Cutting a sphere in half

I’m at the Banff International Research Station this week for a conference on metric geometry.   I’ve listened to several nice talks already but one that stood out for me was by Yevgeny Liokumovich on the problem of cutting a sphere in half.  (It had, of course, a more official title!)

Consider the sphere \(S^2\) with some Riemannian metric, scaled so that the total area is 1.  Is there an upper bound to the length of a geodesic loop that divides the sphere into two disks of equal area?

It seems plausible at first that the answer might be “yes”, but in fact it is “no”.  To see the counterexample, think about balloon animals: specifically a “balloon starfish” that has three thin, cylindrical arms of length \(\ell\) emanating from a central core.

Such a “starfish” can be constructed with area 1 and arbitrarily large \(\ell\), and the length of the shortest geodesic loop that cuts it in half is of order \(\ell\).

The main point of the talk was to obtain a more delicate bound for the equal-division problem which involves both the area and the diameter of the given metric.  But in the course of the proof there is a very pretty lemma that I had not seen before (but which apparently goes back to Gromov’s Filling Riemannian Manifolds).

Theorem Given any Riemannian metric on the 2-sphere \(X\), with area \(A\) and diameter \(d\), and any \(\epsilon>0\), there exists a simple closed curve of length at most \(2d+\epsilon\) that divides the sphere into two disks both of which have area at least \({\frac13}A-\epsilon\).

The proof goes by contradiction.  Suppose not.  Triangulate \(X\) with geodesic simplices of side \(<\epsilon\).  Fix a base-point \(p\in X\).  Now consider a 2-simplex \(s\) of the triangulation.  Build three arcs, each of length \(\le d\), from the vertices of \(s\) to \(p\).
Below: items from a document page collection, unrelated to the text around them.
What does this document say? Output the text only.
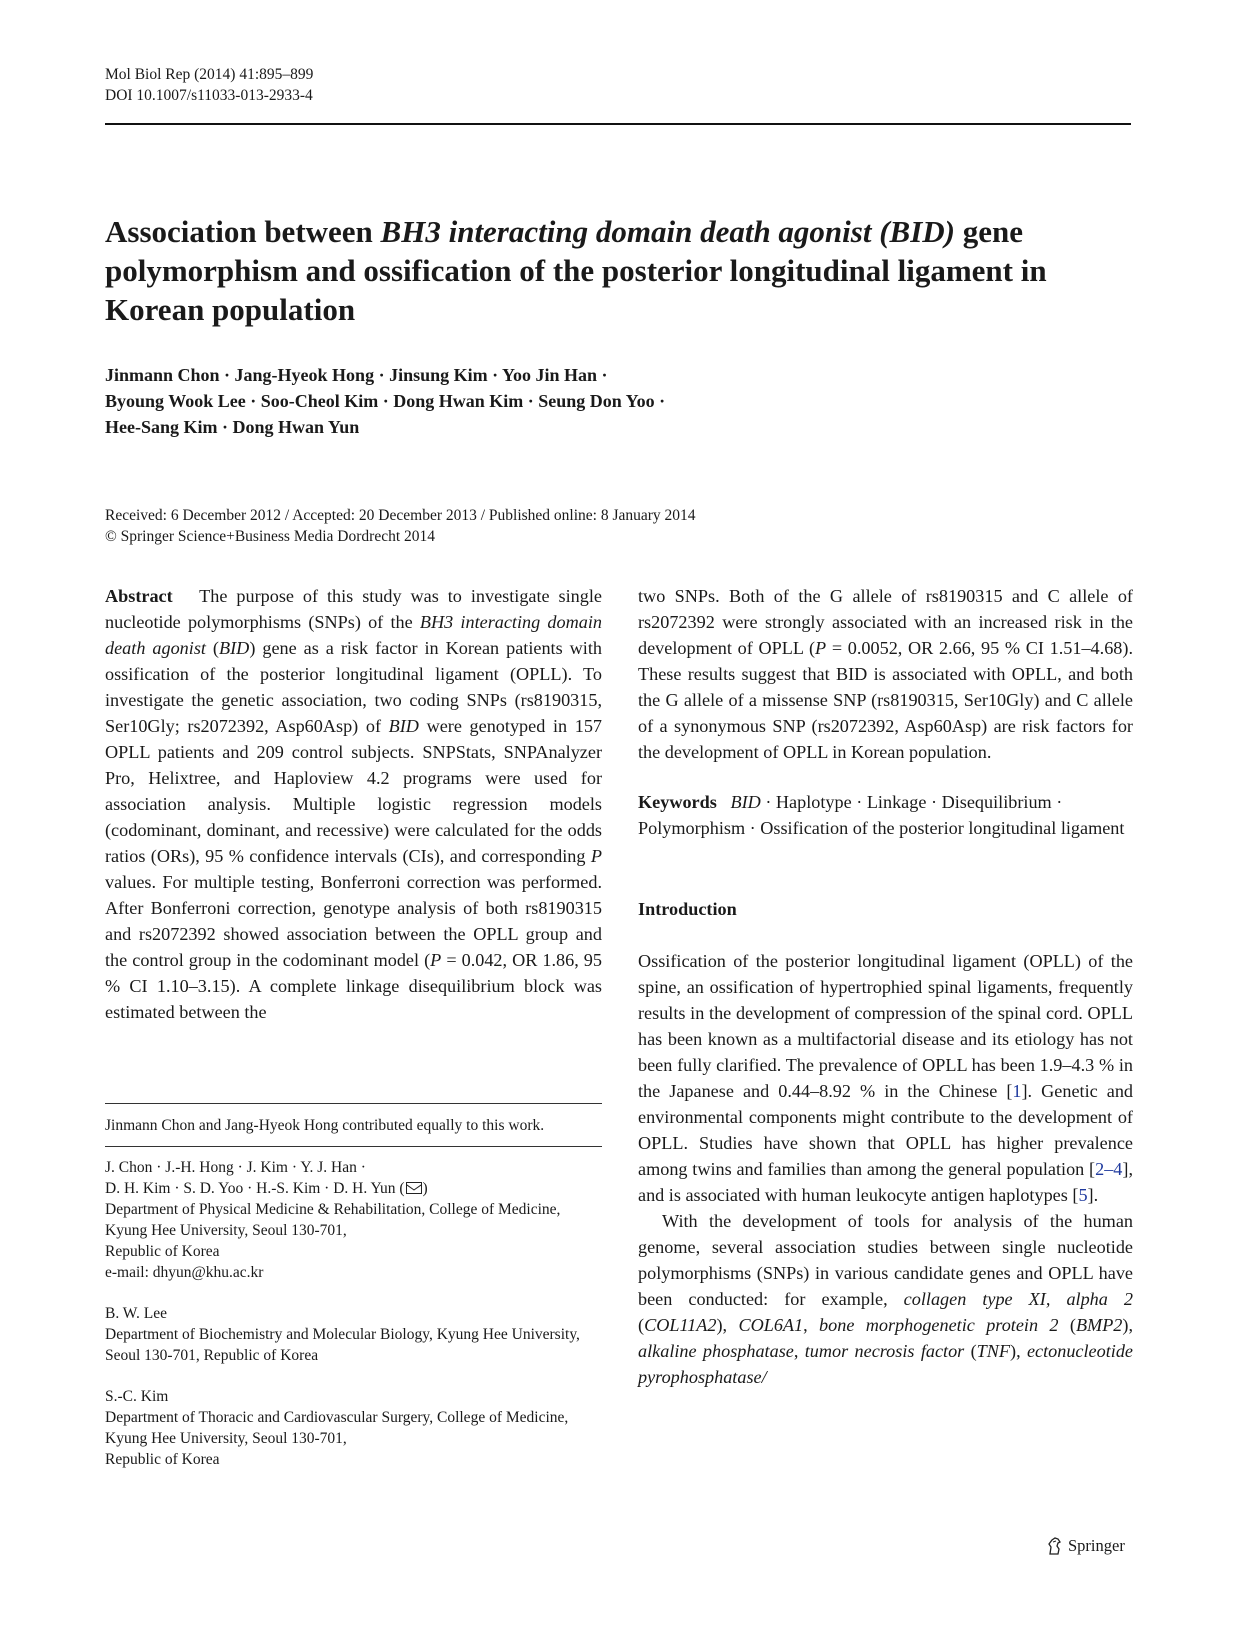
Mol Biol Rep (2014) 41:895–899
DOI 10.1007/s11033-013-2933-4
Association between BH3 interacting domain death agonist (BID) gene polymorphism and ossification of the posterior longitudinal ligament in Korean population
Jinmann Chon · Jang-Hyeok Hong · Jinsung Kim · Yoo Jin Han ·
Byoung Wook Lee · Soo-Cheol Kim · Dong Hwan Kim · Seung Don Yoo ·
Hee-Sang Kim · Dong Hwan Yun
Received: 6 December 2012 / Accepted: 20 December 2013 / Published online: 8 January 2014
© Springer Science+Business Media Dordrecht 2014

Abstract The purpose of this study was to investigate single nucleotide polymorphisms (SNPs) of the BH3 interacting domain death agonist (BID) gene as a risk factor in Korean patients with ossification of the posterior longitudinal ligament (OPLL). To investigate the genetic association, two coding SNPs (rs8190315, Ser10Gly; rs2072392, Asp60Asp) of BID were genotyped in 157 OPLL patients and 209 control subjects. SNPStats, SNPAnalyzer Pro, Helixtree, and Haploview 4.2 programs were used for association analysis. Multiple logistic regression models (codominant, dominant, and recessive) were calculated for the odds ratios (ORs), 95 % confidence intervals (CIs), and corresponding P values. For multiple testing, Bonferroni correction was performed. After Bonferroni correction, genotype analysis of both rs8190315 and rs2072392 showed association between the OPLL group and the control group in the codominant model (P = 0.042, OR 1.86, 95 % CI 1.10–3.15). A complete linkage disequilibrium block was estimated between the

two SNPs. Both of the G allele of rs8190315 and C allele of rs2072392 were strongly associated with an increased risk in the development of OPLL (P = 0.0052, OR 2.66, 95 % CI 1.51–4.68). These results suggest that BID is associated with OPLL, and both the G allele of a missense SNP (rs8190315, Ser10Gly) and C allele of a synonymous SNP (rs2072392, Asp60Asp) are risk factors for the development of OPLL in Korean population.

Keywords BID · Haplotype · Linkage · Disequilibrium · Polymorphism · Ossification of the posterior longitudinal ligament

Introduction

Ossification of the posterior longitudinal ligament (OPLL) of the spine, an ossification of hypertrophied spinal ligaments, frequently results in the development of compression of the spinal cord. OPLL has been known as a multifactorial disease and its etiology has not been fully clarified. The prevalence of OPLL has been 1.9–4.3 % in the Japanese and 0.44–8.92 % in the Chinese [1]. Genetic and environmental components might contribute to the development of OPLL. Studies have shown that OPLL has higher prevalence among twins and families than among the general population [2–4], and is associated with human leukocyte antigen haplotypes [5].

With the development of tools for analysis of the human genome, several association studies between single nucleotide polymorphisms (SNPs) in various candidate genes and OPLL have been conducted: for example, collagen type XI, alpha 2 (COL11A2), COL6A1, bone morphogenetic protein 2 (BMP2), alkaline phosphatase, tumor necrosis factor (TNF), ectonucleotide pyrophosphatase/

Jinmann Chon and Jang-Hyeok Hong contributed equally to this work.

J. Chon · J.-H. Hong · J. Kim · Y. J. Han ·
D. H. Kim · S. D. Yoo · H.-S. Kim · D. H. Yun ( )
Department of Physical Medicine & Rehabilitation, College of Medicine, Kyung Hee University, Seoul 130-701,
Republic of Korea
e-mail: dhyun@khu.ac.kr
B. W. Lee
Department of Biochemistry and Molecular Biology, Kyung Hee University, Seoul 130-701, Republic of Korea
S.-C. Kim
Department of Thoracic and Cardiovascular Surgery, College of Medicine, Kyung Hee University, Seoul 130-701,
Republic of Korea
Springer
The three loops, each formed by two of these arcs together with an edge of \(s\), have length \(<2d+\epsilon\); so, by assumption, each bounds a disk of area \(\le {\frac13}A-\epsilon\).  The union of these three disks and the simplex \(s\) has area less than \(A\) so it misses a point, and thus lies in a contractible subset of \(X\).  Thus we can find a map from the cone on \(s\) to \(X\) that fixes \(s\) and maps the vertex of the cone to \(p\).  Do this construction inductively over the simplices of \(X\) to obtain a map from the cone \(cX \cong B^3\) to \(X\cong S^2\) which is the identity on the boundary, i.e. a retraction. This contradicts the Brouwer fixed-point theorem.